- Date: 14–20 July
- Edition: 10th
- Category: Tier IV
- Draw: 32S / 16D
- Prize money: $163,000
- Surface: Clay / outdoor
- Location: Palermo, Italy

Champions

Singles
- Sandrine Testud

Doubles
- Silvia Farina / Barbara Schett
| Internazionali Femminili di Palermo |

= 1997 Internazionali Femminili di Palermo =

The 1997 Internazionali Femminili di Palermo was a women's tennis tournament played on outdoor clay courts in Palermo, Italy that was part of the Tier IV category of the 1997 WTA Tour.
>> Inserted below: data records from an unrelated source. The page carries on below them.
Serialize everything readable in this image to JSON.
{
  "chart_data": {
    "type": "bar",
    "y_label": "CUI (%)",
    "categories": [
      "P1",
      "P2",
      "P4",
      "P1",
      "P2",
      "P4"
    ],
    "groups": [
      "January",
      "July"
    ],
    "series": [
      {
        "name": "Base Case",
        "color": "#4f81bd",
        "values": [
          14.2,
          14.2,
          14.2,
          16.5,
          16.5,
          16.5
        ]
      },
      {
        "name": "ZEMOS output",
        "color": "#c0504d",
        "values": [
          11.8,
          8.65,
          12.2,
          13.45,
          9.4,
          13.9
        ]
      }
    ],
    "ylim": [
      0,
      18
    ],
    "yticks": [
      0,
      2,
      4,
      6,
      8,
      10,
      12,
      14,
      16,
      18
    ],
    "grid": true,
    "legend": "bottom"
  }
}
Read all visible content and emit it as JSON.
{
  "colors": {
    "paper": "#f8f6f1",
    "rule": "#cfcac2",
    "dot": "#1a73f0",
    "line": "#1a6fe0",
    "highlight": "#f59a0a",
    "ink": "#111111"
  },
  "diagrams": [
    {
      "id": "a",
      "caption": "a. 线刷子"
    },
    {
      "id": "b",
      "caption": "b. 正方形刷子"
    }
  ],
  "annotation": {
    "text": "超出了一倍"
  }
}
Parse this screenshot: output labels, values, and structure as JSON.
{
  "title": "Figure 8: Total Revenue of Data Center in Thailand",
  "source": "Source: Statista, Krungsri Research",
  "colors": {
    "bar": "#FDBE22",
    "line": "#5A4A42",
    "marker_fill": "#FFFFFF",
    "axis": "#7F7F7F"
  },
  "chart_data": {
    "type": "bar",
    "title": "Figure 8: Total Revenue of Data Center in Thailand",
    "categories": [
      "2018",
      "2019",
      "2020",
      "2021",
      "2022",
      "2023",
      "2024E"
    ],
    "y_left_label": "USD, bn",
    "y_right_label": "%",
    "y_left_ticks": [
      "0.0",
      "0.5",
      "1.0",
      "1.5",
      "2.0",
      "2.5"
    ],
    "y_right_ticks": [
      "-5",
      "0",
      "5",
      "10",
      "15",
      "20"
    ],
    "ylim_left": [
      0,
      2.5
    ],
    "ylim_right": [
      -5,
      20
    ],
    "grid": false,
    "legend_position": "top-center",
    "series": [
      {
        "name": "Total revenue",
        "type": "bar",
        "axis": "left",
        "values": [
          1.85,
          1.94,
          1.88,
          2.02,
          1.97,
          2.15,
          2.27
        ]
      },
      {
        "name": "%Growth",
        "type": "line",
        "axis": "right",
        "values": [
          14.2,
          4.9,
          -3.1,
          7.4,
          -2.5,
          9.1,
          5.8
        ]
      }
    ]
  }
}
It was the tenth edition of the tournament and was held from 14 July until 20 July 1997. Second-seeded Sandrine Testud won the singles title.

==Finals==
===Singles===

FRA Sandrine Testud defeated RUS Elena Makarova 7–5, 6–3
- It was Testud's only singles title of the year and the 1st of her career.

===Doubles===

ITA Silvia Farina / AUT Barbara Schett defeated ARG Florencia Labat / ARG Mercedes Paz 2–6, 6–1, 6–4
- It was Farina's only doubles title of the year and the 2nd of her career. It was Schett's only doubles title of the year and the 2nd of her career.